Cette fois-ci, l’intime passe par l’extériorisation totale, dans une confusion des genres et des époques orchestrée comme une performance d’art contemporain. Diaporama photo de la tapisserie seventies de l’appartement familial, souvenirs hilarants s’échouant précipitamment sur une anecdote d’inceste, chanson provoc’ (Je suis un pédé refoulé) ou moment de solennité liturgique sur le magnifique Mon Corps Pleure.
Tout s’emmêle dans ce journal intime éclaté, au mépris du confort de l’auditeur/spectateur. "J’ai voulu une prise de risque permanente, explique la chanteuse. Ne jamais brosser le public dans le sens du poil. Le théâtre et la danse sont loin devant à ce niveau, pas la chanson. J’ai bien vu quelques grincements de dents dans le public !"
Même si, à force de pieds de nez, Claire Diterzi nous perd parfois. Vivaldi et le ukulélé, sorte d’hommage parodique à l’auteur des Quatre Saisons, oscille entre le comique et l’anecdotique. 30 millions d’amis et son ode aux canidés pourraient faire fuir, s’il n’était servi par une mélodie et des arrangements superbement étranges et entêtants.
Désarçonnant parfois, jamais calibré pour les radios, 69 battements par minute trace une voie singulière, sans concessions, à l’instinct. "Il y a quelque chose de très animal dans ma démarche.

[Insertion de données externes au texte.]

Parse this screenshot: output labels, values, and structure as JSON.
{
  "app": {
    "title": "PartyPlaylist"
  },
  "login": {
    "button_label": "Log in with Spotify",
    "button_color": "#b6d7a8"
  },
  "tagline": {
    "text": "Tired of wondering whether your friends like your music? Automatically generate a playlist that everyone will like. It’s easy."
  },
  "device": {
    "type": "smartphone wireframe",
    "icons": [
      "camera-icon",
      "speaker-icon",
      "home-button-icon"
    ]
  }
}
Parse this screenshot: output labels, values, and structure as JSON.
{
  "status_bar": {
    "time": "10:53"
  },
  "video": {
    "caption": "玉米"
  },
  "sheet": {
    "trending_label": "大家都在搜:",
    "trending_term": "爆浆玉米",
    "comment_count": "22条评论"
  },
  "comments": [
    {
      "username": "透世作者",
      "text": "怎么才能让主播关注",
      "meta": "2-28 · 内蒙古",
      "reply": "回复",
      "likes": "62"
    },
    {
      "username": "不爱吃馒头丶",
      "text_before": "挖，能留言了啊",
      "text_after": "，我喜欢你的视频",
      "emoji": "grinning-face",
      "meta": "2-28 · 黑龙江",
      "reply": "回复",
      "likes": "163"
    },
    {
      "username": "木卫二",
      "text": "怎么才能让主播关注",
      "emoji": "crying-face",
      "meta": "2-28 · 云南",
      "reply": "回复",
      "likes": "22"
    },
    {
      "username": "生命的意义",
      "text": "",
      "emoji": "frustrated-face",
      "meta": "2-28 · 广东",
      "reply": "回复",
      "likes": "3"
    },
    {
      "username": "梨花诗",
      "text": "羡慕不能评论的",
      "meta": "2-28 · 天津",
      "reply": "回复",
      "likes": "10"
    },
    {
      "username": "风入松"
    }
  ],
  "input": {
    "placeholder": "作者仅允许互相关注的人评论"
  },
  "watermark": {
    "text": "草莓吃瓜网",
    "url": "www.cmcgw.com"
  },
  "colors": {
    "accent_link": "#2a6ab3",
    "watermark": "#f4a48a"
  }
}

Je fais mon devoir, je ne calcule rien. Et je paie cher ce que je vis."
Après les Bouffes du Nord, Claire Diterzi s’en va défendre son spectacle dans les théâtres de France. Avec un détour par le festival d’Avignon cet été, pour un duo avec le danseur et chorégraphe Dominique Boivin. Un projet anticonformiste de plus pour une artiste définitivement inclassable.